One thing I have heard so often is, people believe in Christ, and often say they are good people. I have heard people tell me that if they do enough good work, be basically a good person, that they would be able to get into heaven. Those who truly submit to the Lord, to love the Lord are ones who will be allowed to enter the gates of perfection. Matthew 7:21-23 21“Not everyone who says to Me, ‘Lord, Lord,’ shall enter the kingdom of heaven, but he who does the will of My Father in heaven. 22 Many will say to Me in that day, ‘Lord, Lord, have we not prophesied in Your name, cast out demons in Your name, and done many wonders in Your name?’ 23 And then I will declare to them, ‘I never knew you; depart from Me, you who practice lawlessness!’ While the authorship of Matthew is not known, the canonicity of Matthew has never been in question. Jesus would prophesize the coming generations and for many the path doesn’t end well. As Jesus consistently said many would come, few will enter. And when they come and get turned away, their path is expressed in Matthew 25:46“Then they will go away to eternal punishment, but the righteous to eternal life.” So many people say I’m not that bad of a person, I’ve never killed anyone, never stolen anything, etc, but when you look at the first sin, all the way back to Adam and Eve, what sin was committed in the beginning? The first sin was eating of the fruit of good and evil, the tree of knowledge. Eve didn’t have to kick puppies to get there, or break into a max security parameter to get to the tree, instead she could walk straight to the tree, reach up, and grab the fruit. The sin was saying ‘No’ to God. Telling God our way is better, and God can’t control me. The sin in the garden wasn’t inherently ‘bad’ by our standard, but at the foot of the cross all sin is created equal. If that particular action doomed the entire race of man to an eternity of Hell, what do you think your sins will cost you if you don’t submit to Christ?

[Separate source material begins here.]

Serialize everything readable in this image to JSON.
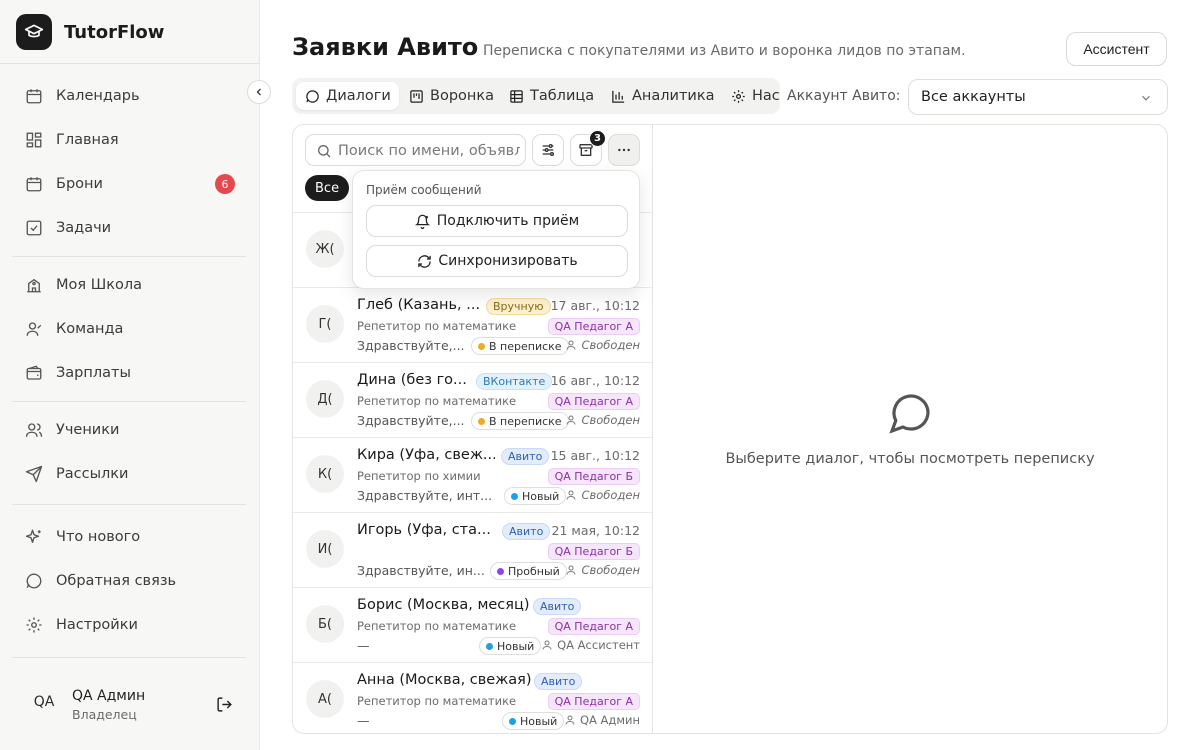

I’ve been to one of the hottest places on the planet and between Iraq, Kuwait, and Death Valley, I’ve seen hot. The hot we experience on this planet is nothing compared to what an eternity awaits us if we don’t give our hearts to the Lord. I for one would rather not spend that much time in Hell. I’ve seen war, and the statement ‘war is hell’ while perhaps it is hell on this earth, the Hell we are promised if we are turned away from the gates of perfection is beyond our understanding of suffering. Don’t believe the hype that if you are mostly good you’re saved. Jesus is not fire insurance, and is not a ‘get out of jail free’ card. Those who think if they walk a walk, and pray a prayer, then they will be saved, this is absolutely not true. While I am in no position to say if you’re saved or not, that’s between you and God. However, I would urge you to take a long hard talk with Jesus Christ and work on if you’re saved or not. If you come to decide you’re not truly saved, there is no better time then now. Remember John 3:16For God so loved the world that He gave His only begotten Son, that whoever believes in Him should not perish but have everlasting life.” Follow the Lord Jesus Christ, and let God into your heart and fill you with the Holy Spirit. Give yourself to the Lord completely, and submit whole heartedly.